Timeseries5: gasoline (US finished motor gasoline product supplied)

Weekly data beginning 2 February 1991, ending 20 January 2017. Units are “million barrels per day”.

gasoline::Plot1: autoplot()

title <- 'US finished motor gasoline product supplied (1991-2017)'
autoplot(gasoline, xlab="Year") + ggtitle(title)

gasoline::Plot2: ggseasonplot()

ggseasonplot(gasoline,year.labels=TRUE,year.labels.left = TRUE) +
  ylab("million barrels per day") +
  ggtitle("Seasonal plot: US finished motor gasoline product supplied")

Polar View

ggseasonplot(gasoline,polar = TRUE) +
  ylab("million barrels per day") +
  ggtitle("Seasonal plot: US finished motor gasoline product supplied")

gasoline::Plot3: ggsubseriesplot()

#(gasoline) +
#  ylab("million barrels per day") +
#  ggtitle("Seasonal subseries plot: US finished motor gasoline product supplied")

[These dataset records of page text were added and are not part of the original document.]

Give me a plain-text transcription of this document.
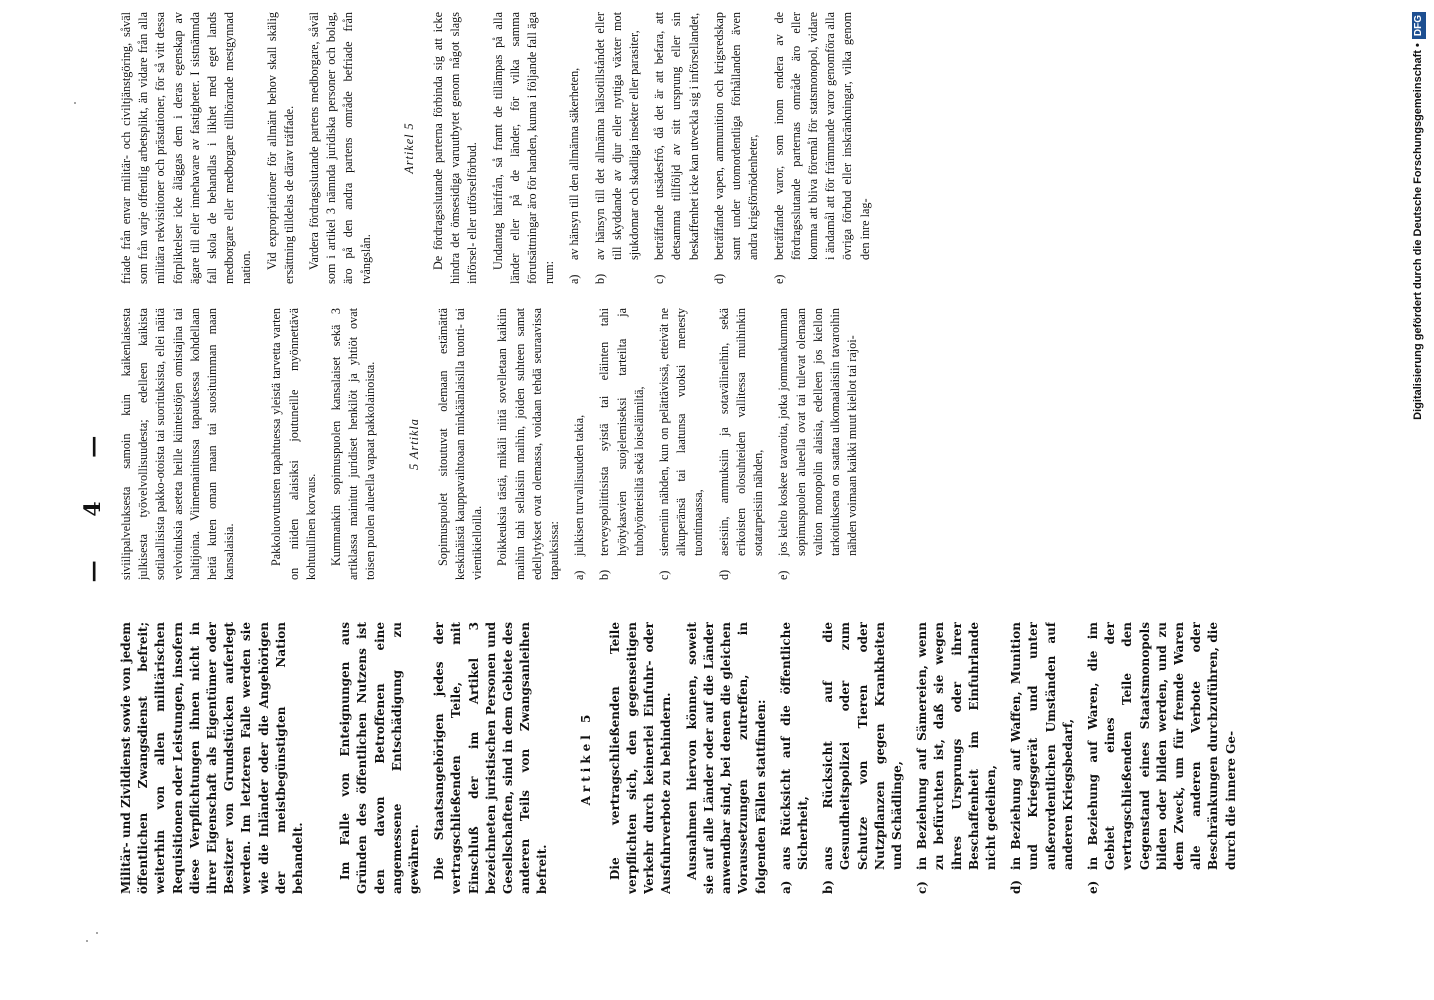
— 4 —

Militär- und Zivildienst sowie von jedem öffentlichen Zwangsdienst befreit; weiterhin von allen militärischen Requisitionen oder Leistungen, insofern diese Verpflichtungen ihnen nicht in ihrer Eigenschaft als Eigentümer oder Besitzer von Grundstücken auferlegt werden. Im letzteren Falle werden sie wie die Inländer oder die Angehörigen der meistbegünstigten Nation behandelt.	Im Falle von Enteignungen aus Gründen des öffentlichen Nutzens ist den davon Betroffenen eine angemessene Entschädigung zu gewähren. Die Staatsangehörigen jedes der vertragschließenden Teile, mit Einschluß der im Artikel 3 bezeichneten juristischen Personen und Gesellschaften, sind in dem Gebiete des anderen Teils von Zwangsanleihen befreit.

Artikel 5 Die vertragschließenden Teile verpflichten sich, den gegenseitigen Verkehr durch keinerlei Einfuhr- oder Ausfuhrverbote zu behindern. Ausnahmen hiervon können, soweit sie auf alle Länder oder auf die Länder anwendbar sind, bei denen die gleichen Voraussetzungen zutreffen, in folgenden Fällen stattfinden: a)
aus Rücksicht auf die öffentliche Sicherheit,
b)
aus Rücksicht auf die Gesundheitspolizei oder zum Schutze von Tieren oder Nutzpflanzen gegen Krankheiten und Schädlinge,
c)
in Beziehung auf Sämereien, wenn zu befürchten ist, daß sie wegen ihres Ursprungs oder ihrer Beschaffenheit im Einfuhrlande nicht gedeihen,
d)
in Beziehung auf Waffen, Munition und Kriegsgerät und unter außerordentlichen Umständen auf anderen Kriegsbedarf,
e)
in Beziehung auf Waren, die im Gebiet eines der vertragschließenden Teile den Gegenstand eines Staatsmonopols bilden oder bilden werden, und zu dem Zweck, um für fremde Waren alle anderen Verbote oder Beschränkungen durchzuführen, die durch die innere Ge-

siviilipalveluksesta samoin kuin kaikenlaisesta julkisesta työvelvollisuudesta; edelleen kaikista sotilaallisista pakko-otoista tai suorituksista, ellei näitä velvoituksia aseteta heille kiinteistöjen omistajina tai haltijoina. Viimemainitussa tapauksessa kohdellaan heitä kuten oman maan tai suosituimman maan kansalaisia.	Pakkoluovutusten tapahtuessa yleistä tarvetta varten on niiden alaisiksi joutuneille myönnettävä kohtuullinen korvaus. Kummankin sopimuspuolen kansalaiset sekä 3 artiklassa mainitut juridiset henkilöt ja yhtiöt ovat toisen puolen alueella vapaat pakkolainoista. 5 Artikla Sopimuspuolet sitoutuvat olemaan estämättä keskinäistä kauppavaihtoaan minkäänlaisilla tuonti- tai vientikielloilla. Poikkeuksia tästä, mikäli niitä sovelletaan kaikiin maihin tahi sellaisiin maihin, joiden suhteen samat edellytykset ovat olemassa, voidaan tehdä seuraavissa tapauksissa: a)
julkisen turvallisuuden takia,
b)
terveyspoliittisista syistä tai eläinten tahi hyötykasvien suojelemiseksi tarteilta ja tuhohyönteisiltä sekä loiseläimiltä,
c)
siemeniin nähden, kun on pelättävissä, etteivät ne alkuperänsä tai laatunsa vuoksi menesty tuontimaassa,
d)
aseisiin, ammuksiin ja sotavälineihin, sekä erikoisten olosuhteiden vallitessa muihinkin sotatarpeisiin nähden,
e)
jos kielto koskee tavaroita, jotka jommankumman sopimuspuolen alueella ovat tai tulevat olemaan valtion monopolin alaisia, edelleen jos kiellon tarkoituksena on saattaa ulkomaalaisiin tavaroihin nähden voimaan kaikki muut kiellot tai rajoi-

friade från envar militär- och civiltjänstgöring, såväl som från varje offentlig arbetsplikt, än vidare från alla militära rekvisitioner och prästationer, för så vitt dessa förpliktelser icke åläggas dem i deras egenskap av ägare till eller innehavare av fastigheter. I sistnämnda fall skola de behandlas i likhet med eget lands medborgare eller medborgare tillhörande mestgynnad nation. Vid expropriationer för allmänt behov skall skälig ersättning tilldelas de därav träffade. Vardera fördragsslutande partens medborgare, såväl som i artikel 3 nämnda juridiska personer och bolag, äro på den andra partens område befriade från tvångslån.

Artikel 5 De fördragsslutande parterna förbinda sig att icke hindra det ömsesidiga varuutbytet genom något slags införsel- eller utförselförbud. Undantag härifrån, så framt de tillämpas på alla länder eller på de länder, för vilka samma förutsättningar äro för handen, kunna i följande fall äga rum: a)
av hänsyn till den allmänna säkerheten,
b)
av hänsyn till det allmänna hälsotillståndet eller till skyddande av djur eller nyttiga växter mot sjukdomar och skadliga insekter eller parasiter,
c)
beträffande utsädesfrö, då det är att befara, att detsamma tillföljd av sitt ursprung eller sin beskaffenhet icke kan utveckla sig i införsellandet,
d)
beträffande vapen, ammunition och krigsredskap samt under utomordentliga förhållanden även andra krigsförnödenheter,
e)
beträffande varor, som inom endera av de fördragsslutande parternas område äro eller komma att bliva föremål för statsmonopol, vidare i ändamål att för främmande varor genomföra alla övriga förbud eller inskränkningar, vilka genom den inre lag-	Digitalisierung gefördert durch die Deutsche Forschungsgemeinschaft •DFG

gasoline::Plot4: gglagplot()

gglagplot(gasoline) + ggtitle(title)

gasoline::Plot5: ggAcf()

ggAcf(gasoline) + ggtitle(title)

gasoline:: Observations

  • autoplot() shows a upward positive trend, and an apparently seasonal behavior. Although, the presence of cyclic behavior is not clear from this plot
  • ggseasonplot() confirms the presence of seasonal behavior in the dataset.
  • The Lagplot() for all lag periods show strong positive linear autocorrelation pattern.
  • Slow gradual decrease in the ACF plot as the lag increases is due to the trend, and seasonality is also reflected shape of the ACF plot.